History of American Sport Climbing


Sport climbing in America has undergone a lifetime of changes during its almost 30 years of existence. What was once considered an ethically questionable practice has not only been widely accepted, but embraced by the climbing community. Sport climbing history is not only a fascinating story—it's unique in that its landmarks remain for our current-day experience. Historical testpieces and groundbreaking routes are accessible to anyone and can be enjoyed by every following generation. It's invaluable to understand the roots of sport climbing history in order to fully appreciate its modern form.

In the early 1980s, a crew of pioneers including the legendary Alan Watts, Chris Jones, and Bill Ramsey scoured Smith Rock State Park for a fresh challenge. During this time, the majority of the aid climbs and cracks had been freed, thus Watt's gaze drifted to the blank faces and stunning aretes that lay in between. Using the much controversial method of rap bolting and hangdogging, Watts created what were likely America's first sport climbs—Watts Tots (5.12b) and Chain Reaction (5.12c)—within a matter of weeks.

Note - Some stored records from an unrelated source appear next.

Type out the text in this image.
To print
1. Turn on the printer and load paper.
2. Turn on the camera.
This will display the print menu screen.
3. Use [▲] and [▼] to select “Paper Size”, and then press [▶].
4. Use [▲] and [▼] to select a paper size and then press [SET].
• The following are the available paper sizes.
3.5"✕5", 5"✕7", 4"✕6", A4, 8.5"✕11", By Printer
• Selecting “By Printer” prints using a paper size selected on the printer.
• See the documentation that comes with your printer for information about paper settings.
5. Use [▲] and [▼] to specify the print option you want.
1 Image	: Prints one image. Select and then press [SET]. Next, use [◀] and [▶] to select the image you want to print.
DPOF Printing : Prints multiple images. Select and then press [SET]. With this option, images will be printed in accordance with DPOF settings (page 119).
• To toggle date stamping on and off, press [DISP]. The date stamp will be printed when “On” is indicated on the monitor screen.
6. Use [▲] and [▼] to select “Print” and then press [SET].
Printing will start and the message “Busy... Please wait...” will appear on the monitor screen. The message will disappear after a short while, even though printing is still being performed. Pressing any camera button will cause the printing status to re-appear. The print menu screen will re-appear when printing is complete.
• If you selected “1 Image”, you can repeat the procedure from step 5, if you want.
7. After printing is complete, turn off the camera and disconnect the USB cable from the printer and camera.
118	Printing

As the years passed, the introduction of this new routing ethic at Smith laid the foundation for many of America's greatest sport climbing breakthroughs, including the first ascent of To Bolt or Not to Be (America's first 5.14), Scarface (America's first 5.14 climbed by an American), and Just Do It (5.14c).

Although Smith Rock was unquestionably the first internationally recognized American sport climbing destination, the practice of bolting routes spread like wildfire throughout the States. Even classic traditional areas such as City of Rocks and Eldorado Canyon began to see sport routes of their own. As respected sport climbing pioneers like Watts, Christian Griffith, and Todd Skinner pushed the community's understanding of ethics, more and more people warmed up to the idea of entirely bolted routes. Sport climbing continued to evolve throughout the mid-90s, moving through debate about not only the practice itself, but also hold manufacturing and even the concept of the "pinkpoint" vs. "redpoint."

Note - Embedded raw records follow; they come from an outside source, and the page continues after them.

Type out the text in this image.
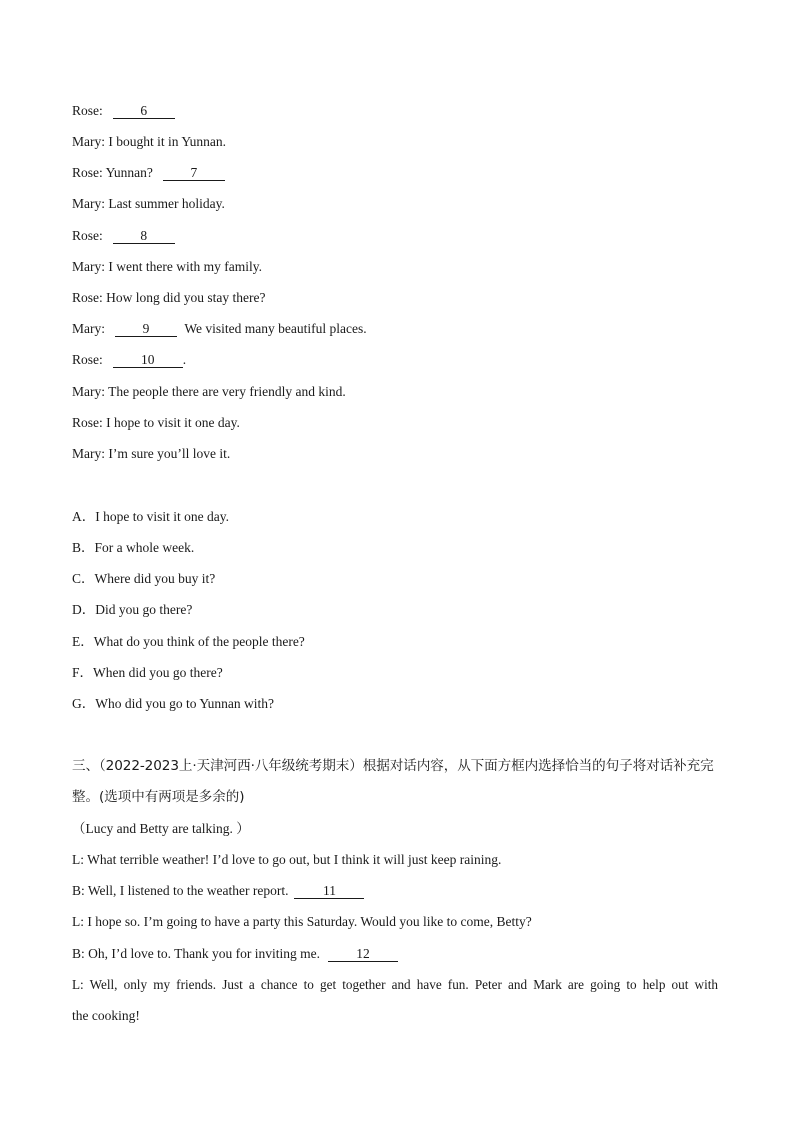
Rose:	6
Mary: I bought it in Yunnan.
Rose: Yunnan?	7
Mary: Last summer holiday.
Rose:	8
Mary: I went there with my family.
Rose: How long did you stay there?
Mary:	9	We visited many beautiful places.
Rose:	10 .
Mary: The people there are very friendly and kind.
Rose: I hope to visit it one day.
Mary: I’m sure you’ll love it.
A．I hope to visit it one day.
B．For a whole week.
C．Where did you buy it?
D．Did you go there?
E．What do you think of the people there?
F．When did you go there?
G．Who did you go to Yunnan with?
三、（2022-2023上·天津河西·八年级统考期末）根据对话内容，从下面方框内选择恰当的句子将对话补充完
整。(选项中有两项是多余的)
（Lucy and Betty are talking. ）
L: What terrible weather! I’d love to go out, but I think it will just keep raining.
B: Well, I listened to the weather report.	11
L: I hope so. I’m going to have a party this Saturday. Would you like to come, Betty?
B: Oh, I’d love to. Thank you for inviting me.	12
L: Well, only my friends. Just a chance to get together and have fun. Peter and Mark are going to help out with
the cooking!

Today, American sport climbing is nearly grown up, and while room for debate still exists, common ethical grounds have in large part been found. Increasing enthusiasm has led to a plethora of destinations across a wide array of rock type and landscape that exists in the U.S. From canopy buried sandstone cliffs of the Red River Gorge to the high desert Bighorn limestone of Ten Sleep Canyon and the alpine metamorphic granite of Wizard's Gate, today, American sport climbing is largely defined by its diversity.